Thomas the Rhymer is credited with the following:[2]

'While the mistletoe bats on Errol's aik.
And the aik stands fast,
The Hays shall flourish, and their good grey hawk
Shall nocht flinch before the blast.

But when the root of the aik decays,
And the mistletoe dwines on its withered breast,
The grass shall grow on Errol's hearth-stane,
And the corbie roup in the falcon's nest.'

So then the fortune of the Hays was bound up with an immemorial oak. And the white falcon that haunted the spot was very possibly regarded as an ancestral spirit

  1. Id. ib. p. 334 f. explains that the name De la Haye is a translation of the old Gaelic name Mac Garadh. Garadh, i.e. 'Dike' or 'Barrier,' was the appellation bestowed on the ancestor of the Hays for his conduct at the battle of Luncarty.

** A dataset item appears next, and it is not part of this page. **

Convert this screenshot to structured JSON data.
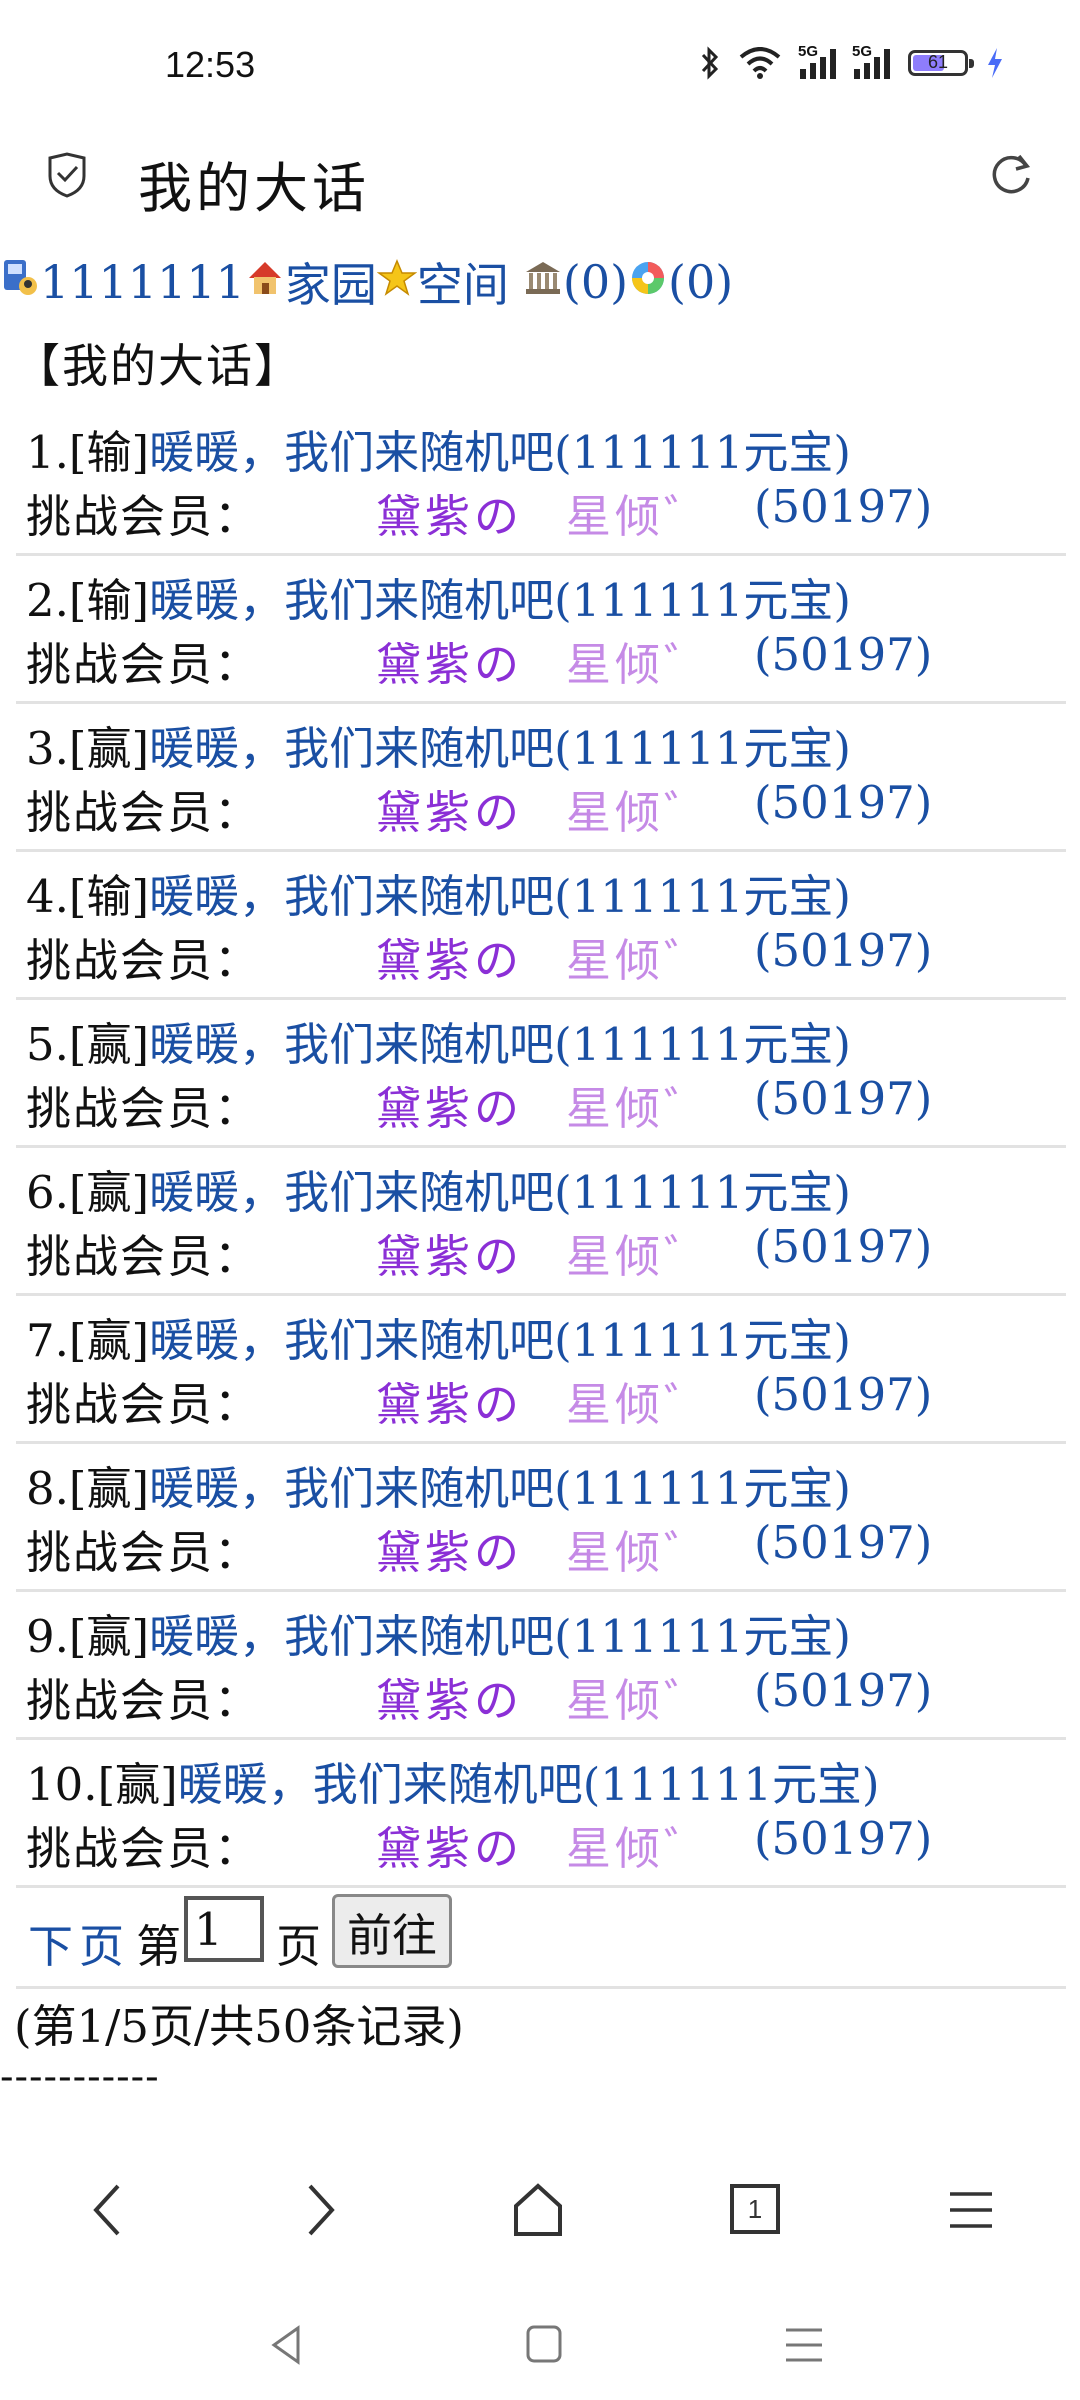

Hence his descendants were known as the Clann na Garadh, and their chief for the time being as Mac Mhic Garadh Mòr ann Sgithan Dearg or 'the son of the son of Garadh of the red shields.'
  2. Rev. J. B. Pratt Buchan ed. 4 Aberdeen 1901 p. 57 n. Id. ib. p. 50 ff. gives many interesting details concerning the Hays, the Saxum Falconis, the Luncarty Stone, etc.